2022年4月24日日曜日

マニュアルには「文章」を書くな

 今回はマニュアルの書き方についてのお話です。

マニュアルの書き方って難しいですよね。何が難しいかって、「製品のことをよく知っている人が、何も知らない人にもわかるように書かないといけない」ということです。つい専門用語を使ってしまうこともあります。

今回は、マニュアルを書くときに気をつけるべきことについてです。

読む人の前提知識を正確に想定する

まずやるべきことはコレ。

もっとわかりやすく言うと、「このマニュアルを読む人(製品を使う人)は何を知っていて何を知らないのか?」ということです。これは「何をどこまで説明するのか、そして何を説明しないのか?」を定義することにつながります。

例えば家電のマニュアルの場合、何も知らない人が読む(使う)ことを想定して、手順を本当に細かく説明していると思います。

一方で、例えばGitHubのユーザーマニュアルは「Gitの使い方を知っているソフトウェア開発者しか使わない」という前提で、Gitの使い方やブランチなどの用語については知っているものとして完全に省略しています。

このように、まずは「どんな前提知識を持った人が使うのか?」をしっかりと想定しましょう。

さらに言うなら、読者の前提知識が何であれ、マニュアルを読む人は

  • 必ずしも読解力が高いわけではない(文章をこちらの意図通り理解できるとは限らない)
  • 必ずしも最初から最後まですべて目を通してから操作するわけではない
という点は常に頭に入れておきましょう。

「利用者が行うべきこと」と「製品の反応」を明確に分ける

たとえばウェブサービスのマニュアルで「ここに電話番号を入力します」と書いてあったら、誰が電話番号を入力すると思いますか?

そりゃもちろん利用者ですよね。

本当に??

サービス運営会社の電話番号が自動的に入力されるんじゃなくて?

普通に読めば利用者が入力すると解釈できますが、ここで言いたいのは上で書いたとおり「必ずしも読者の読解力が高いわけではない」ということです。あるいは、慌てて読んで内容を吟味せず表面的な文法だけ撫でたために変な解釈をしてしまうことがあるかもしれません。
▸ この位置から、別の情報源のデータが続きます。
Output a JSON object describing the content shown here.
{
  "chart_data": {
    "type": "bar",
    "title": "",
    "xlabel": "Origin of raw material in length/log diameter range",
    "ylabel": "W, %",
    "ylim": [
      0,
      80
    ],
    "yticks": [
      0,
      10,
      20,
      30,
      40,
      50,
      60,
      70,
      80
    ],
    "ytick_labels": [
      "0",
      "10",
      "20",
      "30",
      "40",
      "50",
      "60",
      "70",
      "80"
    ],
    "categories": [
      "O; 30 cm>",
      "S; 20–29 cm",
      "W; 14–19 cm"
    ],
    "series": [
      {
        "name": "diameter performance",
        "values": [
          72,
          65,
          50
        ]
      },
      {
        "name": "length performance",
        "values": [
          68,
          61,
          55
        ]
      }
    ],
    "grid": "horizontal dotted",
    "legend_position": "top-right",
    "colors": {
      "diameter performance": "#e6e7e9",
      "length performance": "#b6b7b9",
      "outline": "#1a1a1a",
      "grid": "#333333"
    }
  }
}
この場合、「入力します」ではなく「入力してください」と書けば利用者が入力するということが明確にわかります。細かい表現の違いだけでわかりやすさが大きく変わることがあるので、できるだけ明確な表現を使いましょう。

図解する

これは言うまでもありませんね。「百聞は一見に如かず」ということわざがあるように、言葉より図のほうが格段に伝わりやすいです。

このとき気をつけなければいけないのは、製品の外観やインターフェースや変わったら図も差し替えるということです。当たり前の話なんですが、特にウェブサービスは頻繁にUIが変わることがあるのでマニュアルを忘れずに対応させるのはかなり大変です。しかし、きちんと図も差し替えておかないと見る人が混乱します。

特にコンピューターが苦手な人は、ちょっとダイアログ内の表現が違うだけでも「え、マニュアルと違うけど本当にこの操作してもいいの?」と不安になることがあります。

文章を書かない

何のことかというと、「あれをした後でこれをして、ああなったらそれをしてください」のように、行ってほしい操作を文章で書くととても分かりづらいという意味です。

  1. あれをしてください。
  2. これをしてください。
  3. ああなったら4に進んでください。ならなかったら完了です。
  4. それをしてください。

のように、読みながら操作できるよう短く箇条書きでまとめましょう。

特に条件分岐が入るときは、条件を満たさなかったら何をすべきかも書くとよりわかりやすくなります。


マニュアルを書くときはだいたいこのあたりに気をつけています。みなさんもよろしければ参考にどうぞ。